Cells in the old medium from each condition were harvested by
centrifugation, counted, and further characterized. We connected
two identical bioreactor modules in parallel for these experiments.
At 7 days, growth factors were changed to IL-6, IL-9, SCF, TPO, and
SU6656, a Src kinase inhibitor. We used a modification of the
method described by Gandhi et at for 2D culture [11]. We replaced
IL-3 with IL-9 based on the work of Cortin et al, who carefully
compared a large number of cytokine combinations for their
megakaryocyte and platelet production potential, and that of Fujiki
et at [30, 31]. In three identical experiments, in tissue culture
wells (2D), 2.3, 1.8, and 1.7.times.10.sup.6 morphologic platelets
were produced from day 12 to 25; in 3D scaffolds in wells (with a
total of 6 disks per experiment), 10, 6.9, and 9.3.times.10.sup.6
from day 12 to 37; and in 3D scaffolds in the modular perfusion
bioreactor, 31, 31, and 36.times.10.sup.6 from day 8 to day 40
(FIG. 1B). When normalized to number of platelets produced per CD34
positively-selected expanded cord blood cell, the 3D bioreactor
produced statistically significantly higher yield per starting cell
compared to either 2D or 3D production in wells.

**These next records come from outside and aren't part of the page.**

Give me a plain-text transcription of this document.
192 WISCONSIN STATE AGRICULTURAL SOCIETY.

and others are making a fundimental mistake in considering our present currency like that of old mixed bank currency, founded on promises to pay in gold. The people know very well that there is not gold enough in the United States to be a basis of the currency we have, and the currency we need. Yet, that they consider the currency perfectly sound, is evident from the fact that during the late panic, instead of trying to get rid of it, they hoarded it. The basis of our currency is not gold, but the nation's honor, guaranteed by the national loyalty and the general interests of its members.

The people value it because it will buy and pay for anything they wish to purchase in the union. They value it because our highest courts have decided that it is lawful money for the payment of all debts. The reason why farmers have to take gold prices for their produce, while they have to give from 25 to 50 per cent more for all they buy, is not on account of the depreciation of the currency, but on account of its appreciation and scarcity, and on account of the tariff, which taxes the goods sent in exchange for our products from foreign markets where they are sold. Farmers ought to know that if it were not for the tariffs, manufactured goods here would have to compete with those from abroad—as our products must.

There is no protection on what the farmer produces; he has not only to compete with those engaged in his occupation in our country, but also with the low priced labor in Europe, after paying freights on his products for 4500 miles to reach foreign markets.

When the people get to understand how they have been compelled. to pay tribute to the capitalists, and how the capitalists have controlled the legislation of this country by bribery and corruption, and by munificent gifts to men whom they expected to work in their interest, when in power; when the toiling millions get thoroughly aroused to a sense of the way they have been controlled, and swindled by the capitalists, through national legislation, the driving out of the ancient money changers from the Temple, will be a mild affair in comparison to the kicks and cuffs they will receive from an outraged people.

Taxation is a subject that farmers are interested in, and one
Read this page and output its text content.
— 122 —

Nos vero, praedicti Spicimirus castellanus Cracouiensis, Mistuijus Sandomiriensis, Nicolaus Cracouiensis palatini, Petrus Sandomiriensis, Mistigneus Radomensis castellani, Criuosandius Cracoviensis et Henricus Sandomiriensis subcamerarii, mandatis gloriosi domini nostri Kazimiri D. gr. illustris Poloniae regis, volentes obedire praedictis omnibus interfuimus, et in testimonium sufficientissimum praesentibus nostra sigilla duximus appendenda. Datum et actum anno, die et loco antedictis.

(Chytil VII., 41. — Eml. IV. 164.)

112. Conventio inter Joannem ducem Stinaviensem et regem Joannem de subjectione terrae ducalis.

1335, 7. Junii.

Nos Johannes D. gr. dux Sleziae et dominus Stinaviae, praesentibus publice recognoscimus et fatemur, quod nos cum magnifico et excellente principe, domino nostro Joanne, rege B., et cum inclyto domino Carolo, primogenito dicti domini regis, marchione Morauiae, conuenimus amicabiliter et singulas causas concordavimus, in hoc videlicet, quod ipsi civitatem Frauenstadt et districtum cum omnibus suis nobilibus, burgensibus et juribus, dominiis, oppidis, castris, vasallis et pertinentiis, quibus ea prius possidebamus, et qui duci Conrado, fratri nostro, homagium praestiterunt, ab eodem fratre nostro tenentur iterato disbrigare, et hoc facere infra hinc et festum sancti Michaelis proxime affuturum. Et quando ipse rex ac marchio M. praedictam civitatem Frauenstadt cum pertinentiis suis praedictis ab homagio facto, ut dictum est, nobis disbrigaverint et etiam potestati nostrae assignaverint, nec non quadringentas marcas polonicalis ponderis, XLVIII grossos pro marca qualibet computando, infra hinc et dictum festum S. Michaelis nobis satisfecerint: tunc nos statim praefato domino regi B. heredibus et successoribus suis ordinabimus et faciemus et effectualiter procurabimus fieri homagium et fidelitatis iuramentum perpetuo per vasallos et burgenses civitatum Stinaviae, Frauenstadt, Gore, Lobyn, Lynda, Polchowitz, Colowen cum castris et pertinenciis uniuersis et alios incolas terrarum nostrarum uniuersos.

Platelet Production Scale-Up
[0045] When we increased the dose of IL-6 and added IL-11 we found
a considerable increase in length of platelet production and
numbers produced daily (Table 1 and FIG. 1D). For this experiment
we used 6 million CD34 positively-selected cord cells that had been
expanded in brief liquid culture, putting 2 million cells in each
of three bioreactor modules (Table 1). Even considering the
increased starting numbers over the previous experiments, the
number of platelets produced per day was increased dramatically
over the previously-used cytokine combination. Approximately twice
the number of putative platelets per expanded CD34
positively-selected cell that we observed with Src differentiation
medium was produced.
Platelet Evaluation
[0046] Compound microscopy of Wright-stained smears and Cytospins
showed a heterogeneous mixture of normal and atypically-shaped and
-sized platelets (FIG. 1E). TEMs showed the presence of alpha and
dense granules, mitochondria, open cannicular elements, and
circumferential microtubules similar to that seen with concurrent
fresh cord blood platelets, although there were somewhat more
microparticles, ghosts, and abnormally-shaped and -sized platelets,
with some degranulation. Serial flow cytometry in one experiment
showed decreasing contamination of CD41 negative particles as CD41
positive small particles increased (FIG. 1C). The day 7 results for
the platelet differentiation medium and the control medium were
identical, as expected. At 14 days, a large population of small
(low forward scatter) CD41 positive particles were recorded in the
sample from the differentiation bioreactor; these were presumably
platelets. There was also a significant population of small
particles that were not CD41 positive, probably cellular debris.
This debris almost disappeared at the day 21 and day 28 time
points, while the small-sized CD41 positive population
persisted.
[0047] The platelets collected aggregated in response to thrombin,
as did neonatal control platelets. We analyzed the platelets for
CD62 and CD 63 expression before and after thrombin exposure, and
compared this to neonatal platelets harvested from cord blood
within 24 hours of delivery, using flow cytometry (FIG. 1F). The
bioreactor-produced platelets showed considerable CD62 and CD63
activation above that seen with cord blood platelets. Thrombin
activation increased the expression of both markers of platelet
activation above the baseline expression.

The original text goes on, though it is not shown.